Check this out! If ever there was a bowling visionary, it was Andy Varipapa. (Note that if you removed the music and added a low humming sound, this wouldn’t look out of place in a David Lynch movie.)
The mind boggles here, or at least mine does.
It’s crazy enough that Varipapa thought up these shots and actually managed to pull them off. I’m wondering who the poor bastard was who had to keep setting up the pins at precise points on the alley, only to have Andy blow the shot seconds later and force him to set them up all over again!
I’d like to think Andy trained a chimp to do it, which doesn’t seem totally out of the question when you consider his can-do spirit.
Varipapa even ended up working in Hollywood, which was about as far removed from a Brooklyn bowling alley as you can get.
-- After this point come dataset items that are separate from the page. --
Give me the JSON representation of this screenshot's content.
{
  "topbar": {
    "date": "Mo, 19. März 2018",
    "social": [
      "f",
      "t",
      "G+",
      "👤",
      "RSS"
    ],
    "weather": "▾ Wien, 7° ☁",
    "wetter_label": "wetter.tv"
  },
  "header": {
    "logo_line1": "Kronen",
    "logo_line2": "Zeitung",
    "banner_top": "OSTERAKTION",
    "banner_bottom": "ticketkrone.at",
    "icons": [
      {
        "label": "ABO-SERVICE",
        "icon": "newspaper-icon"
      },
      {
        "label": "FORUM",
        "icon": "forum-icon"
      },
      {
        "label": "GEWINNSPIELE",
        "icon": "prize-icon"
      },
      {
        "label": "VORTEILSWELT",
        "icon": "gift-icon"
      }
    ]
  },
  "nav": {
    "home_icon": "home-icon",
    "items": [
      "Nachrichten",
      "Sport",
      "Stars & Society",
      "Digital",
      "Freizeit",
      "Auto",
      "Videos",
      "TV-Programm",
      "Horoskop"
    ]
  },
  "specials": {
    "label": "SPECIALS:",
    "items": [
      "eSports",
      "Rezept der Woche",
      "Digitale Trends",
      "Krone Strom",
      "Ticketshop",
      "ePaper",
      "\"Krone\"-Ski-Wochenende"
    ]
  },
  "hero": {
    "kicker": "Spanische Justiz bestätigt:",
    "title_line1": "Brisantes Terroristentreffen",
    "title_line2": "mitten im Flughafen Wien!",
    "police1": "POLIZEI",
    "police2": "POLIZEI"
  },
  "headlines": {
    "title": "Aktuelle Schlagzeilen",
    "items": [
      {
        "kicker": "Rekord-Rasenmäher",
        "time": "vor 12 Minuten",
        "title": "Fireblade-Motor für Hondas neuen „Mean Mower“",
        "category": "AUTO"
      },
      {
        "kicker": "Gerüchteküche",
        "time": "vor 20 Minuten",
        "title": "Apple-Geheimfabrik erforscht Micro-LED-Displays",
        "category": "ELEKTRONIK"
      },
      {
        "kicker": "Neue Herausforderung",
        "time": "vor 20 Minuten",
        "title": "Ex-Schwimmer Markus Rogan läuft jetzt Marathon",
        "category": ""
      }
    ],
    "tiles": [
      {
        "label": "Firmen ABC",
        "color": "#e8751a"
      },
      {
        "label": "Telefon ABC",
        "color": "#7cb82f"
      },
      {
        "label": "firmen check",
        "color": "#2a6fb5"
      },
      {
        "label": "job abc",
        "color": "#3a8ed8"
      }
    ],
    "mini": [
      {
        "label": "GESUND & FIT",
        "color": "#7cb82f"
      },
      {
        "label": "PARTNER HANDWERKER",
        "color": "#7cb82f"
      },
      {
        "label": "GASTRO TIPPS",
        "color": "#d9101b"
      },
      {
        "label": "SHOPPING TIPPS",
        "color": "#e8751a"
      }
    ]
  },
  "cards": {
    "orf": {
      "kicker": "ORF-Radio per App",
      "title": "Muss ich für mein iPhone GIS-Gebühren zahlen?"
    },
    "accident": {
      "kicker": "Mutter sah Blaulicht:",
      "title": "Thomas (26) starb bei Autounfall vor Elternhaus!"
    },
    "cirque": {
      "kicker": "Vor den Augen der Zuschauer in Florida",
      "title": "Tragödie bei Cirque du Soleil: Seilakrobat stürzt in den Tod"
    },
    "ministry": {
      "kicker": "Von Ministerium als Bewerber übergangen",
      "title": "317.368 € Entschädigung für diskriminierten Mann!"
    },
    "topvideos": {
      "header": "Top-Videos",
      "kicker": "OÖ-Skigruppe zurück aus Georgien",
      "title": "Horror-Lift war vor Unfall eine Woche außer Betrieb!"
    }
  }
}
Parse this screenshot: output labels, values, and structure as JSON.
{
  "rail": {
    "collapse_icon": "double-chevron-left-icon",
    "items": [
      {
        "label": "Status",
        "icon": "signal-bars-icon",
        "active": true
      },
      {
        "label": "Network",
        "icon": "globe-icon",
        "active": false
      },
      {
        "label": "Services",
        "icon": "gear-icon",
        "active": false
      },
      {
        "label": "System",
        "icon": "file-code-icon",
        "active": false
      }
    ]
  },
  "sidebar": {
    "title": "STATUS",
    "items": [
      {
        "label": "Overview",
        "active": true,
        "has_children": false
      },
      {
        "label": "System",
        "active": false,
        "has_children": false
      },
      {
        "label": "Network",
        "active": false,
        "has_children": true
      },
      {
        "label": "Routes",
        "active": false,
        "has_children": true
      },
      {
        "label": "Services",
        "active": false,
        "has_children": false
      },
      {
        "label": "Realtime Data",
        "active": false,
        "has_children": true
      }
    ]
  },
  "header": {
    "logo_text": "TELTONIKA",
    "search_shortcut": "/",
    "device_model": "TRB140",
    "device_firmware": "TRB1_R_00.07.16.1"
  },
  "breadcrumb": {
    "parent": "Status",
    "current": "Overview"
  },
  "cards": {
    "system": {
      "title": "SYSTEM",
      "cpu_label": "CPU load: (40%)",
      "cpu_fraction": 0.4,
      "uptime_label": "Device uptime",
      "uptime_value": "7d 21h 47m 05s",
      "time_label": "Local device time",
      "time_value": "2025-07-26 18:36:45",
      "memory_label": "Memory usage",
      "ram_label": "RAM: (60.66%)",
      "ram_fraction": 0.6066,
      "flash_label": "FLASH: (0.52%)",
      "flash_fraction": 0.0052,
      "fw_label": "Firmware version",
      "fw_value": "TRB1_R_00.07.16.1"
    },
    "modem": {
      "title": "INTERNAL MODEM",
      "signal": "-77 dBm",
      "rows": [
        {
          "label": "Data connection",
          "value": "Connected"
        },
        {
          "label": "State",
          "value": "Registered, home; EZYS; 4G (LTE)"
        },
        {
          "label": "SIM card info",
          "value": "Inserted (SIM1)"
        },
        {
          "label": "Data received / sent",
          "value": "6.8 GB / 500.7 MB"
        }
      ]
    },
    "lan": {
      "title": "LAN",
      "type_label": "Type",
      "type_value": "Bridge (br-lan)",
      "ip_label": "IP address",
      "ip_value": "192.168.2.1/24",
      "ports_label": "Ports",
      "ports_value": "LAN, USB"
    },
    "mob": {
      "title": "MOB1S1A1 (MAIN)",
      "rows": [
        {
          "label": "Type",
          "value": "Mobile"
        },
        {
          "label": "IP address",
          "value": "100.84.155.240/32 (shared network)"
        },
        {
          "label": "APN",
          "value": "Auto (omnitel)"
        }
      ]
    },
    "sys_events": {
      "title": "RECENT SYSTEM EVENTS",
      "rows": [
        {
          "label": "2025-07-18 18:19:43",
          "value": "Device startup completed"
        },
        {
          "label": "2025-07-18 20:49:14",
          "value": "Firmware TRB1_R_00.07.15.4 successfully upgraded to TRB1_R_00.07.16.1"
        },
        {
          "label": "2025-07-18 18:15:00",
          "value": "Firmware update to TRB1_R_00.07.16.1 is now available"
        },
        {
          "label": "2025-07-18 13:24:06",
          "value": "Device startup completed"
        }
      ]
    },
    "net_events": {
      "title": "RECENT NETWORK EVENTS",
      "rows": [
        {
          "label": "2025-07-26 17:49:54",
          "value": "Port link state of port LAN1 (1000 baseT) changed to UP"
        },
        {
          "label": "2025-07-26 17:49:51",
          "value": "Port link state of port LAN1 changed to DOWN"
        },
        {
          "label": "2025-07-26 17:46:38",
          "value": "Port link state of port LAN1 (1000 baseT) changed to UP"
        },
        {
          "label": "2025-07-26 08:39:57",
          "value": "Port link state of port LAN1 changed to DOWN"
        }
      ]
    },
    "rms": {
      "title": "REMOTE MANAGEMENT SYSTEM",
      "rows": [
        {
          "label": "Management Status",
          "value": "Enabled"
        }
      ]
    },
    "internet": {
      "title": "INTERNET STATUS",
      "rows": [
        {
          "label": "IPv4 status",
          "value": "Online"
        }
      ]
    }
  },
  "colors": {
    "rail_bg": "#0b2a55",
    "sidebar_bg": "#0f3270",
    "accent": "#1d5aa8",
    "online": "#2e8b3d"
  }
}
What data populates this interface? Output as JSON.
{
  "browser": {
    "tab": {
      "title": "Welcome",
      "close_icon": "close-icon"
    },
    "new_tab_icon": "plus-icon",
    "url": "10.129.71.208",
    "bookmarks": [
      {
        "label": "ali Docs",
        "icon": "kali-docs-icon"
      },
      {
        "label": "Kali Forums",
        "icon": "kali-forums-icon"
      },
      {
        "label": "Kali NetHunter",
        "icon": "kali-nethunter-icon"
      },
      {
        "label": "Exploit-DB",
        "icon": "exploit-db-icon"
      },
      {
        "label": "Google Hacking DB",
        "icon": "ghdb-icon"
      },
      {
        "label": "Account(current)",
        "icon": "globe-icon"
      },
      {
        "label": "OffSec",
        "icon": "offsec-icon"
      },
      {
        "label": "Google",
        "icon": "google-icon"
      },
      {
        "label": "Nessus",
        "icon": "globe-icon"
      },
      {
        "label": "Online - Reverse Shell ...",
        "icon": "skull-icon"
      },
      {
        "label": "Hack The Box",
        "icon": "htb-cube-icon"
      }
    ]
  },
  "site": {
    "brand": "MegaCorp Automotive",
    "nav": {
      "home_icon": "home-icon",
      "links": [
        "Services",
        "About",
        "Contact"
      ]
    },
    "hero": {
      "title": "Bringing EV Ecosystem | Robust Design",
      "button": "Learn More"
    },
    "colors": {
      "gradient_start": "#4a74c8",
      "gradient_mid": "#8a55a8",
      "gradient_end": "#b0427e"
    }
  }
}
Here’s a pretty surreal “Pete Smith Short” that was made at MGM in 1934. (Apology in advance for the Black kid setting up the pins, who, in 1930s Hollywood tradition, is forced to perform like a clown).
People were desperate for work, and this is what Andy Varipapa was doing for a living!
Varipapa wasn’t all trick shots all the time. In 1946 he won the prestigious (I wouldn’t know) BAA All-Star tournament, making him the oldest winner ever at the age of 55. Then he won it again the next year, thus becoming the first person to manage the feat two years in a row.
Wait! There’s more!
When he was 78 years old, he developed arthritis in his right hand. Never one to quit, as already established, he taught himself to roll with his left hand. Within a couple of years, he was averaging 180, which was not anywhere near as good as he was at his peak, but hey—that’s the wrong hand!
As you might imagine, Andy Varipapa was eventually elected to the National Bowling Hall of Fame in 1957. And, somewhere along the line, he was presented with this commemorative clock.
If I had won something as cool as that back in the day, I might have kept on rolling!